Ao realizarmos nosso trabalho, procuramos conhecer mais sobre o surgimento
da propriedade privada, observando seu contexto histórico, sua positivação, sua
implementação junto aos sistemas jurídicos de outros países e a sua adequação à
função social.
Abordamos o tema função social da propriedade sob a ótica dos primeiros
autores a vislumbrá-la, aprendendo que a igreja católica foi a primeira, seguida depois
pelos autores positivistas, e em seqüência as discussões realizadas pelos jusnaturalistas
e socialistas. Como foi sua inserção no sistema jurídico francês com o advento da
Revolução Francesa, transitando assim pela história até as primeiras positivações em
nosso ordenamento jurídico.
Notamos, ainda, que apesar dela estar inserida em nossa Constituição Federal,
vem gerando enormes conflitos, pelos que, de um lado, tentam garantir-se com
volumosas áreas de terras, que às vezes mesmo produtivas não cumprem sua função
social e, de outro lado, os que lutam para consegui-la, organizados em movimentos a
nosso ver sérios, com o fito de produzir, dando sustento às suas famílias, gerando, em
conseqüência, riquezas mais consistentes para o país.
O que pudemos concluir é que leis existem, até com bastante clareza. Todavia,
o que falta são políticas claras que as façam ser cumpridas, visando sanar os problemas
existentes, acabando de vez com o estado de agonia crescente gerado pela
insensibilidade demonstrada pelos detentores do poder que legitimam este quadro de
excludência.
Para exemplificar tais afirmações apresentamos os dados a seguir que ilustram o
que foi dito: última PNAD – Pesquisa Nacional por Amostra de Domicílios, realizada
entre 1999 e 2001 e divulgada em setembro de 2002 pelo IBGE, em que se confirmou
o empobrecimento e esvaziamento do campo. A população rural encolheu e a renda do
trabalhador do campo diminuiu: a população rural, que no último PNAD, de 1998, era
de 32.585.066 pessoas, foi reduzida para 27.269.877, ou seja, 5,3 milhões de pessoas
que antes habitavam a zona rural vieram para as cidades, agravando enormemente a
situação já crítica das áreas urbanas brasileiras.
Ainda, utilizamo-nos de opinião dada por João Pedro STEDILE, líder do MST,
em entrevista concedida em novembro de 2001, para a Professora e escritora Jeanete
Nunes Stefaniak, autora de trabalho semelhante e mais conclusivo que o nosso, na qual
ele afirma que a função social da propriedade é instrumento suficiente para resolver a
questão agrária no Brasil, abalizando-a nos seguintes termos:
“O querido e saudoso José Gomes da Silva, que foi presidente do Incra durante a Nova República, e era
um grande estudioso, antes de falecer fez um estudo, com base no cadastro do Incra e na constituição e concluiu que apenas aplicando a constituição, e desapropriando os imóveis improdutivos acima de mil hectares, se poderia desapropriar em torno de 40 mil imóveis totalizando 180 milhões de hectares. O que representa uma média de 4 mil hectares por área desapropriada. Ora, com uma reforma agrária que redistribuísse 180 milhões de hectares, nem sequer haveria famílias de sem terra suficientes para tanta terra”47.

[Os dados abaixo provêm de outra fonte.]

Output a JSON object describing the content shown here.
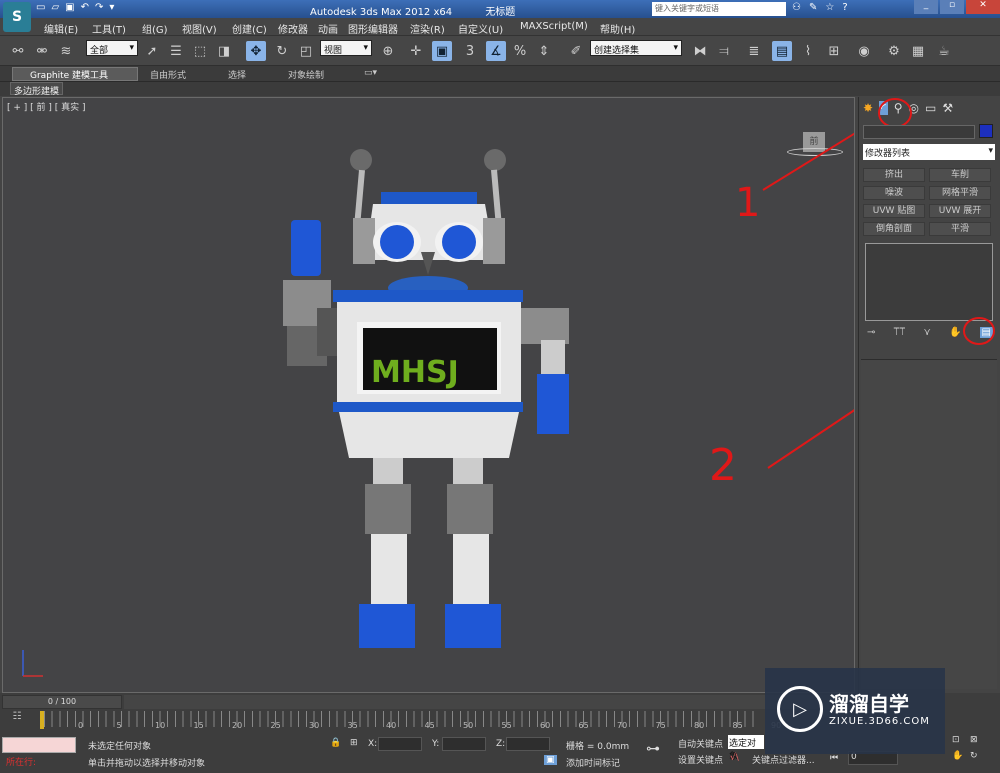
{
  "app": {
    "title_app": "Autodesk 3ds Max  2012 x64",
    "title_doc": "无标题",
    "search_placeholder": "键入关键字或短语"
  },
  "menu": [
    "编辑(E)",
    "工具(T)",
    "组(G)",
    "视图(V)",
    "创建(C)",
    "修改器",
    "动画",
    "图形编辑器",
    "渲染(R)",
    "自定义(U)",
    "MAXScript(M)",
    "帮助(H)"
  ],
  "toolbar": {
    "selection_filter": "全部",
    "ref_coord": "视图",
    "named_selection": "创建选择集"
  },
  "ribbon": {
    "tabs": [
      "Graphite 建模工具",
      "自由形式",
      "选择",
      "对象绘制"
    ],
    "sub_tab": "多边形建模"
  },
  "viewport": {
    "label": "[ + ] [ 前 ] [ 真实 ]",
    "viewcube_label": "前",
    "screen_text": "MHSJ",
    "annotations": [
      "1",
      "2"
    ]
  },
  "cmdpanel": {
    "modifier_list": "修改器列表",
    "buttons": [
      "挤出",
      "车削",
      "噪波",
      "网格平滑",
      "UVW 贴图",
      "UVW 展开",
      "倒角剖面",
      "平滑"
    ]
  },
  "timeline": {
    "frame_counter": "0 / 100",
    "ticks": [
      "0",
      "5",
      "10",
      "15",
      "20",
      "25",
      "30",
      "35",
      "40",
      "45",
      "50",
      "55",
      "60",
      "65",
      "70",
      "75",
      "80",
      "85",
      "90"
    ]
  },
  "status": {
    "current_action": "所在行:",
    "selection_status": "未选定任何对象",
    "prompt": "单击并拖动以选择并移动对象",
    "x_label": "X:",
    "y_label": "Y:",
    "z_label": "Z:",
    "grid": "栅格 = 0.0mm",
    "add_time_tag": "添加时间标记",
    "auto_key": "自动关键点",
    "set_key": "设置关键点",
    "selected_dropdown": "选定对象",
    "key_filters": "关键点过滤器...",
    "frame_value": "0"
  },
  "watermark": {
    "title": "溜溜自学",
    "url": "ZIXUE.3D66.COM"
  }
}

Por tudo isso demonstrado, e que só veio reafirmar nossa visão inicial, é que
dizemos que a hegemonia ora posta pelos detentores do poder econômico e político, no
sentido de não abrir mão da propriedade, fazendo com que ela exerça sua verdadeira
função social, nos faz refletir e criar ânimo para continuar o debate, procurando
contribuir para a mudança do quadro atual, objetivando que a propriedade social venha
a ser verdadeiramente uma realidade.
47 STEFANIAK. Jeaneth Nunes, Propriedade e Função Social – Perspectiva do Ordenamento Jurídico e do MST. p. 109.